In order to generate all requirements files:
requirements-build.in
requirements-build.txt
requirements.txt
The following command must be executed:
scripts/generate_packages_to_prefetch.py
This guide outlines the steps for generating the OpenShift Lightspeed RAG.
Install the dependencies and activate the virtualenv:
pdm install
source .venv/bin/activate
The command below downloads the OCP documentation version 4.15 and converts it to plain text:
./scripts/get_ocp_plaintext_docs.sh 4.15
Note, this step requires the command "asciidoctor" to be installed. See https://docs.asciidoctor.org/asciidoctor/latest/install for installation instructions.
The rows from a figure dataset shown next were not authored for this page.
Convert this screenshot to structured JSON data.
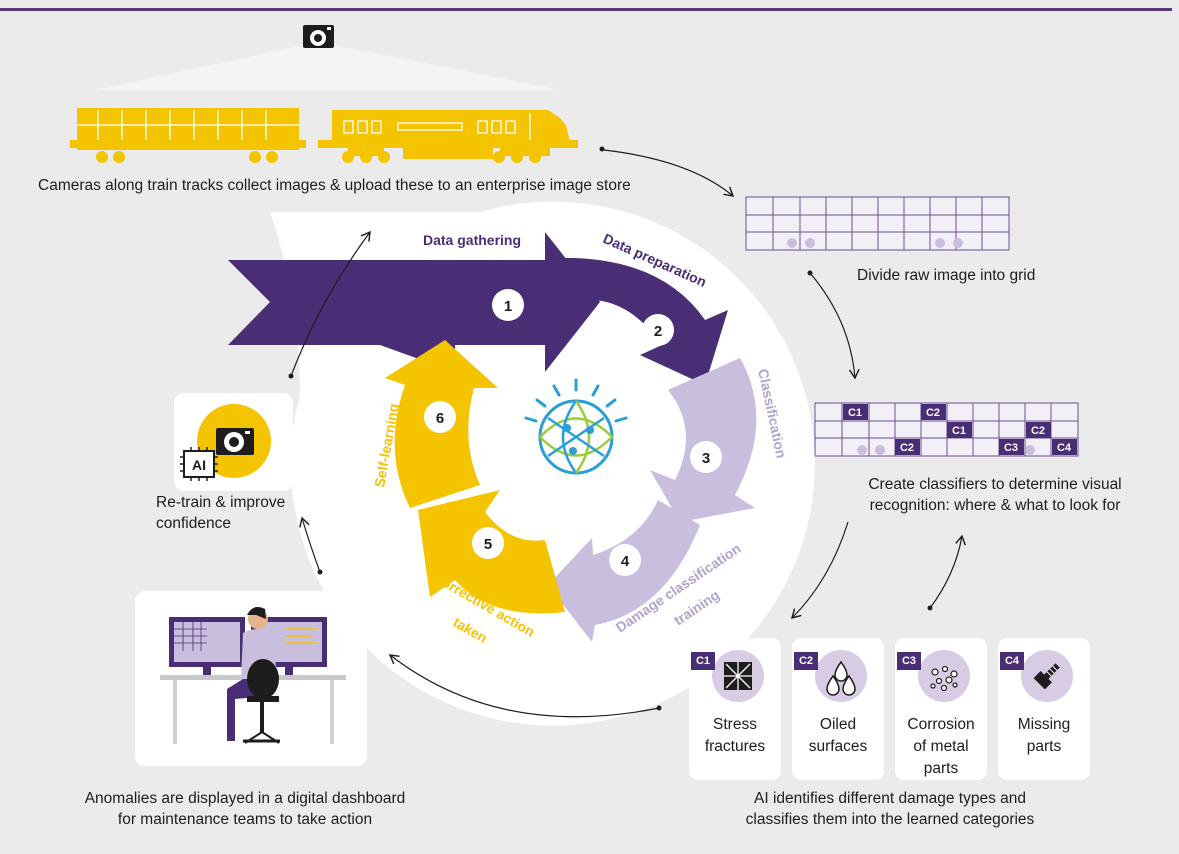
{
  "captions": {
    "cameras": "Cameras along train tracks collect images & upload these to an enterprise image store",
    "grid": "Divide raw image into grid",
    "classifiers_line1": "Create classifiers to determine visual",
    "classifiers_line2": "recognition: where & what to look for",
    "retrain_line1": "Re-train & improve",
    "retrain_line2": "confidence",
    "dashboard_line1": "Anomalies are displayed in a digital dashboard",
    "dashboard_line2": "for maintenance teams to take action",
    "identify_line1": "AI identifies different damage types and",
    "identify_line2": "classifies them into the learned categories"
  },
  "steps": [
    {
      "number": "1",
      "label": "Data gathering"
    },
    {
      "number": "2",
      "label": "Data preparation"
    },
    {
      "number": "3",
      "label": "Classification"
    },
    {
      "number": "4",
      "label": "Damage classification",
      "label2": "training"
    },
    {
      "number": "5",
      "label": "Corrective action",
      "label2": "taken"
    },
    {
      "number": "6",
      "label": "Self-learning"
    }
  ],
  "classifier_tags": [
    "C1",
    "C2",
    "C1",
    "C2",
    "C2",
    "C3",
    "C4"
  ],
  "ai_badge": "AI",
  "damage_types": [
    {
      "code": "C1",
      "label1": "Stress",
      "label2": "fractures",
      "label3": "",
      "icon": "stress-fracture-icon"
    },
    {
      "code": "C2",
      "label1": "Oiled",
      "label2": "surfaces",
      "label3": "",
      "icon": "oil-drops-icon"
    },
    {
      "code": "C3",
      "label1": "Corrosion",
      "label2": "of metal",
      "label3": "parts",
      "icon": "corrosion-icon"
    },
    {
      "code": "C4",
      "label1": "Missing",
      "label2": "parts",
      "label3": "",
      "icon": "bolt-icon"
    }
  ],
  "colors": {
    "purple_dark": "#4a2e75",
    "purple_light": "#c9bedd",
    "yellow": "#f5c400",
    "background": "#ebebec",
    "watson_blue": "#2a9fd6"
  }
}
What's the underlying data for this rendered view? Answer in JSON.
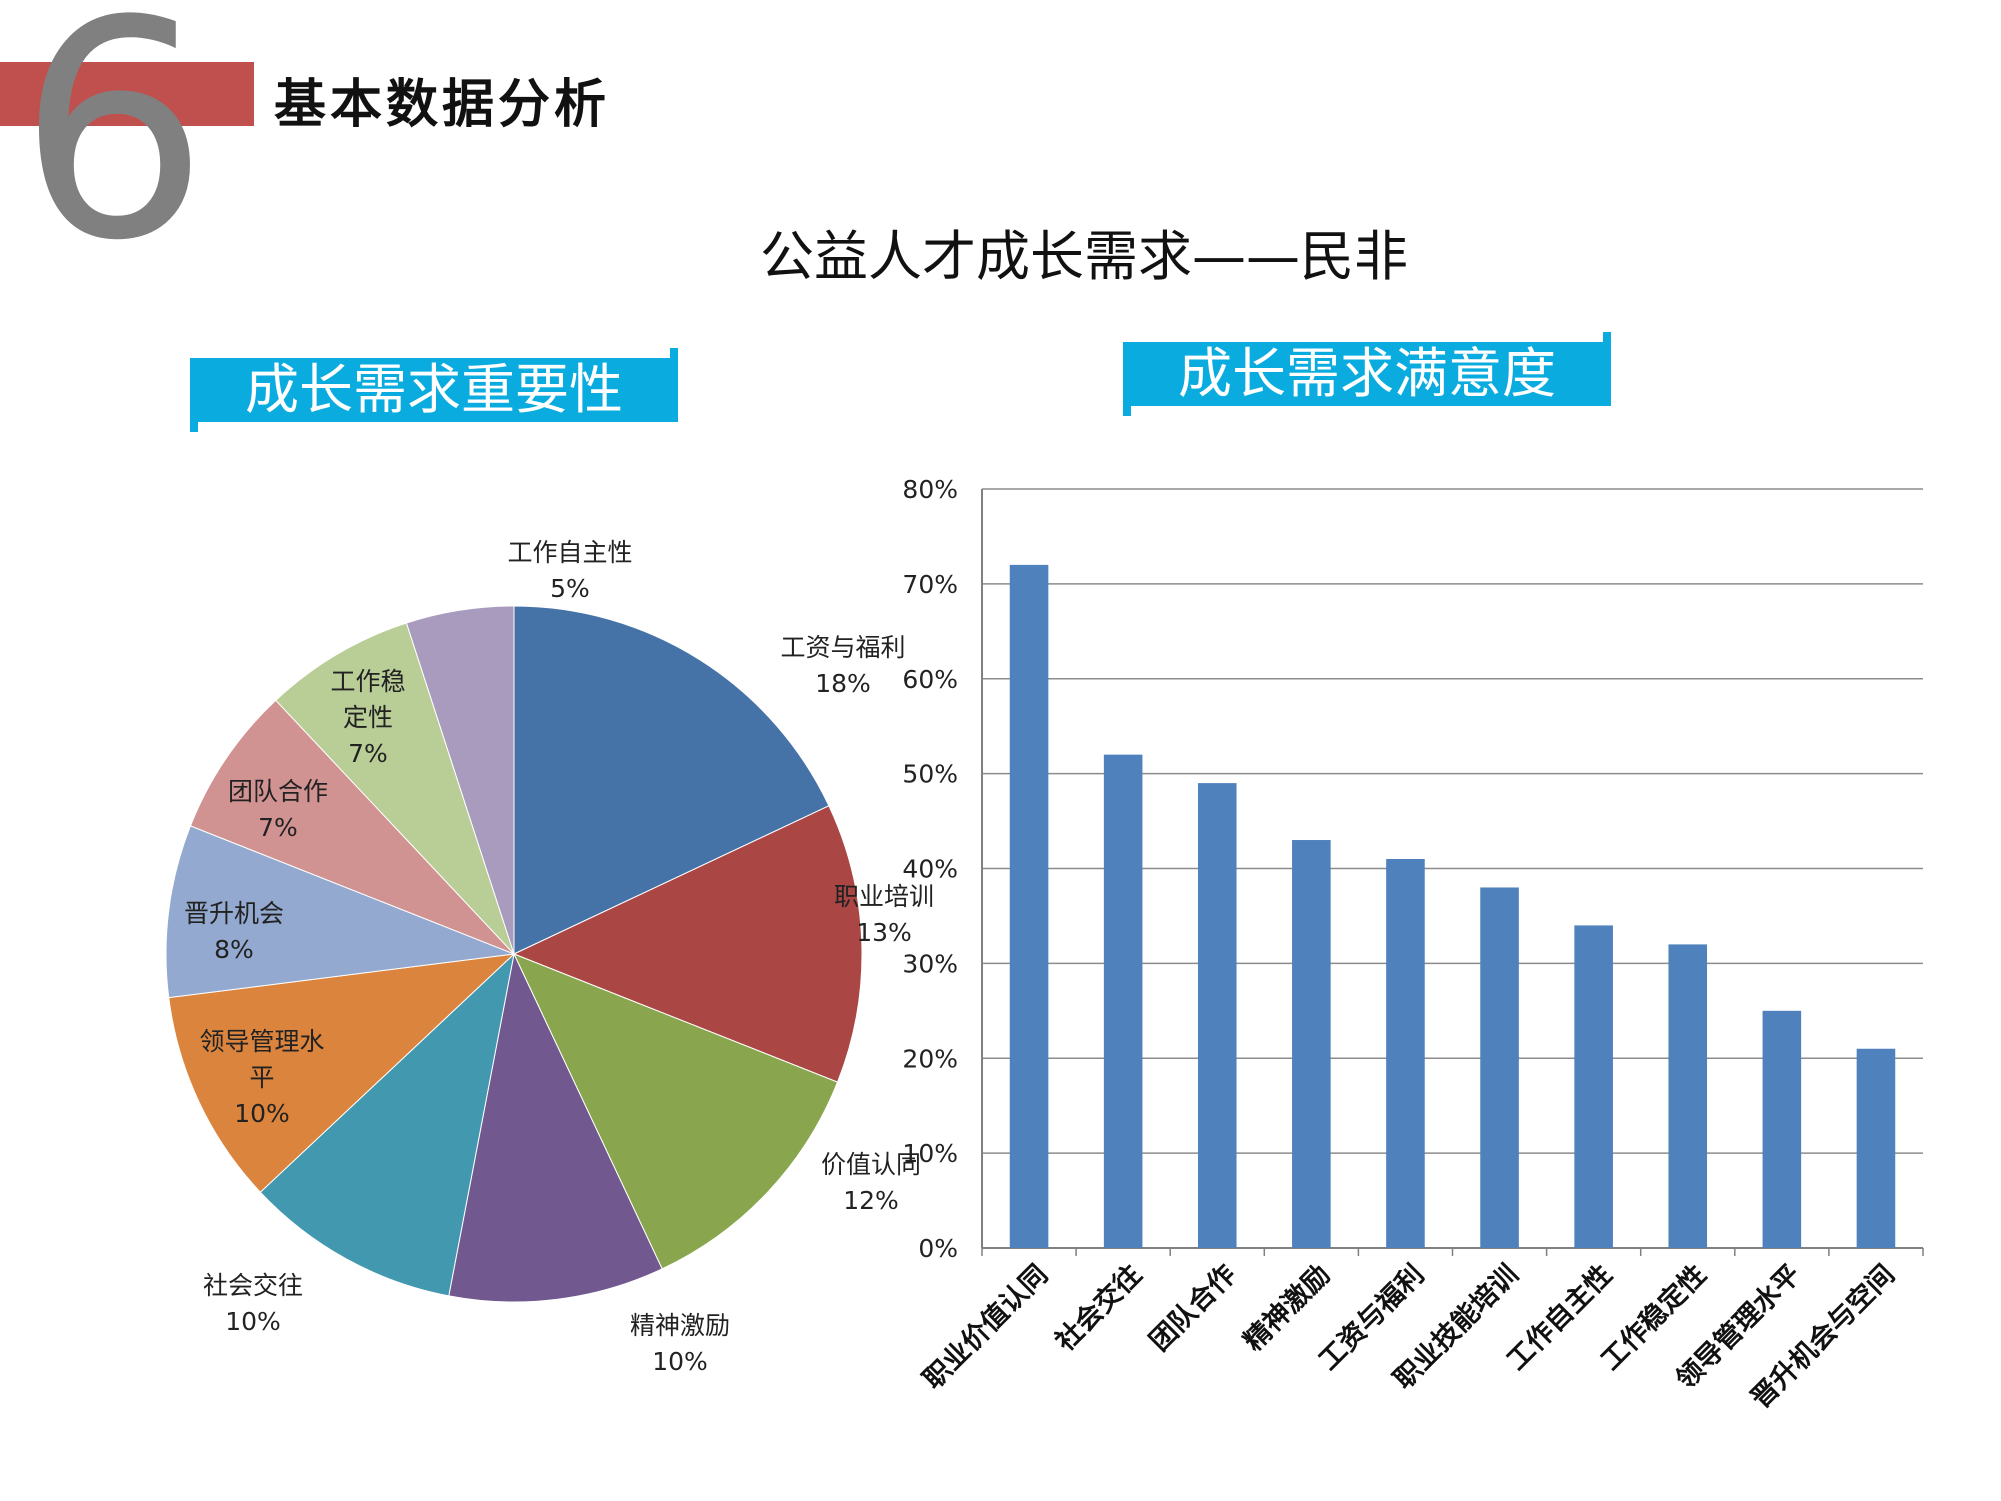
{
  "header": {
    "section_number": "6",
    "section_title": "基本数据分析",
    "main_title": "公益人才成长需求——民非"
  },
  "colors": {
    "accent_red": "#c0504d",
    "tag_blue": "#0aacdf",
    "bar_blue": "#4f81bd"
  },
  "chart_data": [
    {
      "type": "pie",
      "title": "成长需求重要性",
      "slices": [
        {
          "name": "工资与福利",
          "value": 18,
          "label": "18%",
          "color": "#4572a7"
        },
        {
          "name": "职业培训",
          "value": 13,
          "label": "13%",
          "color": "#aa4643"
        },
        {
          "name": "价值认同",
          "value": 12,
          "label": "12%",
          "color": "#89a54e"
        },
        {
          "name": "精神激励",
          "value": 10,
          "label": "10%",
          "color": "#71588f"
        },
        {
          "name": "社会交往",
          "value": 10,
          "label": "10%",
          "color": "#4198af"
        },
        {
          "name": "领导管理水平",
          "display_lines": [
            "领导管理水",
            "平"
          ],
          "value": 10,
          "label": "10%",
          "color": "#db843d"
        },
        {
          "name": "晋升机会",
          "value": 8,
          "label": "8%",
          "color": "#93a9cf"
        },
        {
          "name": "团队合作",
          "value": 7,
          "label": "7%",
          "color": "#d19392"
        },
        {
          "name": "工作稳定性",
          "display_lines": [
            "工作稳",
            "定性"
          ],
          "value": 7,
          "label": "7%",
          "color": "#b9cd96"
        },
        {
          "name": "工作自主性",
          "value": 5,
          "label": "5%",
          "color": "#a99bbd"
        }
      ]
    },
    {
      "type": "bar",
      "title": "成长需求满意度",
      "categories": [
        "职业价值认同",
        "社会交往",
        "团队合作",
        "精神激励",
        "工资与福利",
        "职业技能培训",
        "工作自主性",
        "工作稳定性",
        "领导管理水平",
        "晋升机会与空间"
      ],
      "values": [
        72,
        52,
        49,
        43,
        41,
        38,
        34,
        32,
        25,
        21
      ],
      "ylim": [
        0,
        80
      ],
      "yticks": [
        0,
        10,
        20,
        30,
        40,
        50,
        60,
        70,
        80
      ],
      "ytick_labels": [
        "0%",
        "10%",
        "20%",
        "30%",
        "40%",
        "50%",
        "60%",
        "70%",
        "80%"
      ],
      "grid": true
    }
  ]
}
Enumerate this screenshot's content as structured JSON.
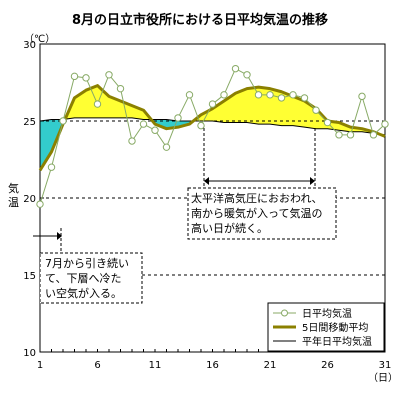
{
  "chart_data": {
    "type": "line",
    "title": "8月の日立市役所における日平均気温の推移",
    "ylabel": "気温",
    "y_unit": "（℃）",
    "x_unit": "（日）",
    "ylim": [
      10,
      30
    ],
    "xlim": [
      1,
      31
    ],
    "y_ticks": [
      10,
      15,
      20,
      25,
      30
    ],
    "x_ticks": [
      1,
      6,
      11,
      16,
      21,
      26,
      31
    ],
    "grid": "horizontal dashed at 15, 20, 25",
    "legend_position": "bottom-right",
    "x": [
      1,
      2,
      3,
      4,
      5,
      6,
      7,
      8,
      9,
      10,
      11,
      12,
      13,
      14,
      15,
      16,
      17,
      18,
      19,
      20,
      21,
      22,
      23,
      24,
      25,
      26,
      27,
      28,
      29,
      30,
      31
    ],
    "series": [
      {
        "name": "日平均気温",
        "color": "#88aa66",
        "marker": "circle-open",
        "values": [
          19.6,
          22.0,
          25.0,
          27.9,
          27.8,
          26.1,
          28.0,
          27.1,
          23.7,
          24.8,
          24.4,
          23.3,
          25.2,
          26.7,
          24.7,
          26.1,
          26.7,
          28.4,
          28.0,
          26.7,
          26.7,
          26.5,
          26.7,
          26.5,
          25.7,
          24.9,
          24.1,
          24.1,
          26.6,
          24.1,
          24.8
        ]
      },
      {
        "name": "5日間移動平均",
        "color": "#8b8000",
        "values": [
          21.8,
          23.0,
          24.8,
          26.5,
          27.0,
          27.3,
          26.6,
          26.3,
          26.0,
          25.7,
          24.8,
          24.5,
          24.6,
          24.8,
          25.4,
          25.8,
          26.3,
          26.8,
          27.1,
          27.2,
          27.1,
          26.9,
          26.6,
          26.3,
          25.8,
          25.0,
          24.9,
          24.6,
          24.5,
          24.3,
          24.0
        ]
      },
      {
        "name": "平年日平均気温",
        "color": "#000000",
        "values": [
          25.0,
          25.1,
          25.1,
          25.2,
          25.2,
          25.2,
          25.2,
          25.2,
          25.2,
          25.1,
          25.1,
          25.1,
          25.0,
          25.0,
          25.0,
          25.0,
          24.9,
          24.9,
          24.9,
          24.8,
          24.8,
          24.7,
          24.7,
          24.6,
          24.5,
          24.5,
          24.4,
          24.3,
          24.3,
          24.2,
          24.1
        ]
      }
    ],
    "fill_colors": {
      "above_normal": "#ffff33",
      "below_normal": "#33cccc"
    },
    "annotations": [
      {
        "lines": [
          "7月から引き続い",
          "て、下層へ冷た",
          "い空気が入る。"
        ]
      },
      {
        "lines": [
          "太平洋高気圧におおわれ、",
          "南から暖気が入って気温の",
          "高い日が続く。"
        ]
      }
    ]
  }
}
Download the runbooks by running the following script:
./scripts/get_runbooks.sh
The embedding model used by OpenShift Lightspeed is the sentence-transformers/all-mpnet-base-v2, in order to download it run the following command:
./scripts/download_embeddings_model.py -l ./embeddings_model/ -r sentence-transformers/all-mpnet-base-v2
In order to generating the RAG vector database using the sentend-transformers/all-mpnet-base-v2 embedding model and OpenShift documentation version 4.15 run the following commands:
mkdir -p vector_db/ocp_product_docs/4.15
./scripts/generate_embeddings.py -o ./vector_db/ocp_product_docs/4.15 -f ocp-product-docs-plaintext/4.15/ -r runbooks/ -md embeddings_model/ -mn sentence-transformers/all-mpnet-base-v2 -v 4.15 -i ocp-product-docs-4_15
Once the command is done, you can find the vector database at vector_db/, the embedding model at embeddings_model/ and the Index ID set to ocp-product-docs-4_15.
These dictories and index ID can now be used to configure OpenShift Lightspeed.